Math Dept.Wins Prestigious Award for Exemplary Achievement
Date: 2007-04-25
Contact: Stuart Wolpert
Phone: (310) 206-0511
Email: stuartw@support.ucla.edu
UCLA's mathematics department has received the American Mathematical Society's 2007 Award for an Exemplary Program or Achievement in a Mathematics Department.

UCLA's department is "an outstanding model of all that a mathematics department can be," the society declared.

The award, given annually, recognizes a mathematics department that has distinguished itself by undertaking an innovative or particularly effective program that is of value to the mathematics community or to society.

"I'm telling everyone I meet," said Christoph Thiele, professor and chair of the UCLA mathematics department. "The AMS is the best mathematical society of its kind in the world. We are very honored by this award."

The society praised UCLA's mathematics department for creating "a comprehensive vision for its undergraduate, graduate, and postdoctoral training programs that involves important interactions with the Institute for Pure and Applied Mathematics (IPAM) at UCLA, which is funded by the National Science Foundation (NSF). Through these unusually large training programs, UCLA has become one of the biggest pipelines to mathematical careers in the United States."

IPAM strengthens the ties between mathematics and the other sciences, helps train a new generation of interdisciplinary mathematicians and scientists, brings internationally renowned mathematicians and other scientists to UCLA and hosts conferences, seminars and workshops. More than 1,000 scholars a year participate in interdisciplinary IPAM programs that bring together mathematicians and scientists from the fields of biology, the physical sciences, medicine, engineering and others, as well as from industry and national laboratories. IPAM recently won a five-year renewal grant from the NSF, with a 36 percent funding increase.
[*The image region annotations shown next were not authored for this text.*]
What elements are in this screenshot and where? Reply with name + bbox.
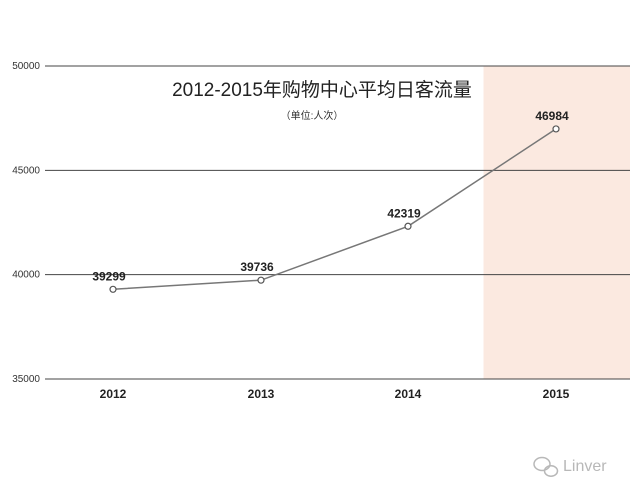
chart-title: 2012-2015年购物中心平均日客流量 bbox=[172, 79, 472, 101]
data-point bbox=[257, 276, 265, 284]
y-tick-label: 35000 bbox=[12, 374, 40, 385]
data-label: 39299 bbox=[92, 269, 126, 283]
series-line bbox=[112, 128, 557, 291]
data-label: 46984 bbox=[535, 109, 569, 123]
y-tick-label: 40000 bbox=[12, 270, 40, 281]
chart-subtitle: （单位:人次） bbox=[281, 109, 344, 122]
x-tick-label: 2014 bbox=[395, 387, 422, 401]
data-point bbox=[109, 285, 117, 293]
watermark: Linver bbox=[533, 456, 607, 477]
x-tick-label: 2013 bbox=[248, 387, 275, 401]
wechat-logo-icon bbox=[533, 456, 559, 477]
data-point bbox=[552, 125, 560, 133]
highlight-band-2015 bbox=[483, 66, 630, 379]
data-label: 42319 bbox=[387, 206, 421, 220]
x-tick-label: 2012 bbox=[100, 387, 127, 401]
watermark-text: Linver bbox=[563, 458, 607, 475]
data-point bbox=[404, 222, 412, 230]
y-tick-label: 50000 bbox=[12, 61, 40, 72]
y-tick-label: 45000 bbox=[12, 165, 40, 176]
data-label: 39736 bbox=[240, 260, 274, 274]
x-tick-label: 2015 bbox=[543, 387, 570, 401]
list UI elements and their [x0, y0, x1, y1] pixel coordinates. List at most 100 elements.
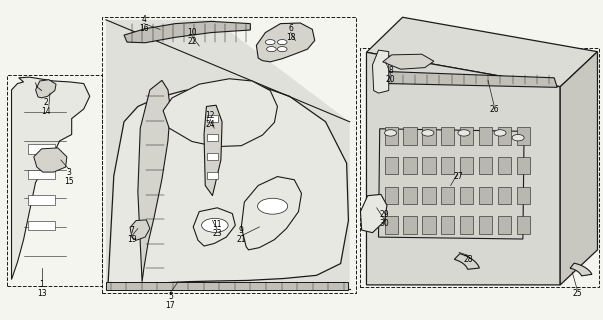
Polygon shape [204, 105, 222, 196]
Bar [28, 195, 55, 204]
Polygon shape [138, 80, 171, 282]
Polygon shape [124, 21, 250, 43]
Bar [498, 216, 511, 234]
Text: 19: 19 [127, 235, 137, 244]
Bar [28, 144, 55, 154]
Text: 4: 4 [142, 15, 147, 24]
Polygon shape [34, 148, 67, 172]
Bar [403, 127, 417, 145]
Polygon shape [108, 85, 349, 289]
Polygon shape [193, 208, 235, 246]
Circle shape [277, 40, 287, 45]
Bar [422, 157, 435, 174]
Polygon shape [130, 220, 150, 240]
Bar [460, 157, 473, 174]
Bar [207, 134, 218, 141]
Text: 25: 25 [572, 289, 582, 298]
Circle shape [494, 130, 506, 136]
Bar [403, 216, 417, 234]
Circle shape [512, 134, 524, 141]
Bar [460, 127, 473, 145]
Bar [207, 115, 218, 122]
Text: 17: 17 [166, 301, 175, 310]
Text: 11: 11 [212, 220, 222, 229]
Bar [385, 127, 398, 145]
Text: 8: 8 [388, 66, 393, 75]
Bar [207, 153, 218, 160]
Bar [403, 157, 417, 174]
Bar [498, 127, 511, 145]
Text: 10: 10 [187, 28, 197, 37]
Polygon shape [106, 282, 349, 290]
Text: 6: 6 [288, 24, 293, 33]
Text: 26: 26 [489, 105, 499, 114]
Circle shape [385, 130, 397, 136]
Bar [385, 187, 398, 204]
Bar [28, 170, 55, 179]
Text: 16: 16 [139, 24, 149, 33]
Polygon shape [373, 50, 389, 93]
Bar [479, 187, 492, 204]
Text: 1: 1 [39, 280, 44, 289]
Text: 5: 5 [168, 292, 173, 301]
Text: 2: 2 [43, 98, 48, 107]
Bar [441, 216, 455, 234]
Polygon shape [454, 254, 479, 269]
Text: 14: 14 [41, 107, 51, 116]
Bar [207, 172, 218, 179]
Bar [479, 157, 492, 174]
Polygon shape [379, 129, 524, 239]
Bar [422, 187, 435, 204]
Bar [479, 216, 492, 234]
Polygon shape [241, 177, 302, 250]
Bar [28, 220, 55, 230]
Polygon shape [106, 20, 350, 289]
Bar [441, 187, 455, 204]
Text: 15: 15 [64, 177, 74, 186]
Bar [517, 216, 530, 234]
Bar [517, 157, 530, 174]
Circle shape [267, 47, 276, 52]
Bar [498, 187, 511, 204]
Polygon shape [385, 71, 557, 87]
Bar [7, 75, 102, 286]
Polygon shape [383, 54, 434, 69]
Polygon shape [36, 80, 56, 98]
Bar [385, 216, 398, 234]
Text: 3: 3 [66, 168, 71, 177]
Text: 27: 27 [453, 172, 463, 181]
Polygon shape [361, 195, 387, 233]
Bar [403, 187, 417, 204]
Bar [517, 127, 530, 145]
Polygon shape [11, 77, 90, 279]
Polygon shape [367, 17, 598, 87]
Bar [498, 157, 511, 174]
Text: 24: 24 [205, 120, 215, 129]
Text: 23: 23 [212, 229, 222, 238]
Text: 29: 29 [380, 210, 390, 219]
Bar [385, 157, 398, 174]
Circle shape [277, 47, 287, 52]
Text: 21: 21 [236, 235, 246, 244]
Bar [361, 49, 599, 287]
Bar [460, 187, 473, 204]
Text: 13: 13 [37, 289, 46, 298]
Polygon shape [560, 52, 598, 285]
Bar [460, 216, 473, 234]
Text: 20: 20 [386, 75, 396, 84]
Text: 7: 7 [130, 226, 134, 235]
Bar [102, 17, 356, 293]
Polygon shape [570, 263, 592, 276]
Circle shape [422, 130, 434, 136]
Polygon shape [367, 52, 560, 285]
Circle shape [265, 40, 275, 45]
Polygon shape [256, 23, 315, 62]
Text: 18: 18 [286, 33, 295, 42]
Bar [441, 157, 455, 174]
Bar [441, 127, 455, 145]
Text: 28: 28 [464, 255, 473, 264]
Text: 22: 22 [188, 37, 197, 46]
Bar [517, 187, 530, 204]
Text: 9: 9 [239, 226, 244, 235]
Circle shape [458, 130, 470, 136]
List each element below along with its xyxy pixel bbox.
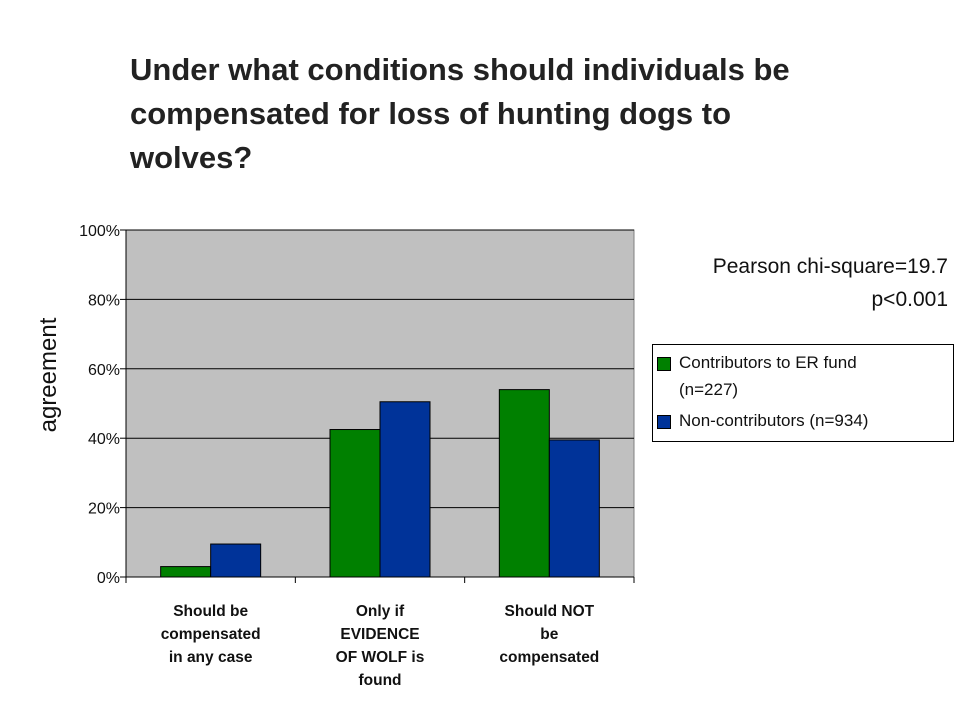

The mathematical society also lauded UCLA's "first-rate faculty of internationally recognized mathematicians" and noted the "tremendous growth" in the department's
undergraduate program over the past 10 years, as well as the substantial growth in its graduate program since 2000.

The department attracts many of the best graduate students in California, the United States, Europe, and Asia, Thiele said. It also offers opportunities for undergraduates to participate in research.

In 2000, the department's graduate program was awarded a $5 million Vertical Integration of Research and Education (VIGRE) grant by the NSF. The VIGRE program, under the direction of professor Robert Greene, initiates changes in the way professional mathematicians are trained, promoting interaction between mathematics and other fields. The program has expanded from 112 students in its first year to a projected 195 for fall 2007. In 2005, the NSF renewed the grant.

The mathematics department also runs successful K-12 math education programs and has had a decades-long relationship with California public schools.

This fall, five new faculty members will join the department.

"We have hired distinguished faculty that any mathematics department would be happy to have," Thiele said. "We are delighted they chose UCLA."

About UCLA
UCLA is California's largest university, with an enrollment of nearly 37,000 undergraduate and graduate students. The UCLA College of Letters and Science and the university's 11 professional schools feature renowned faculty and offer more than 300 degree programs and majors. UCLA is a national and international leader in the breadth and quality of its academic, research, health care, cultural, continuing education and athletic programs. Four alumni and five faculty have been awarded the Nobel Prize.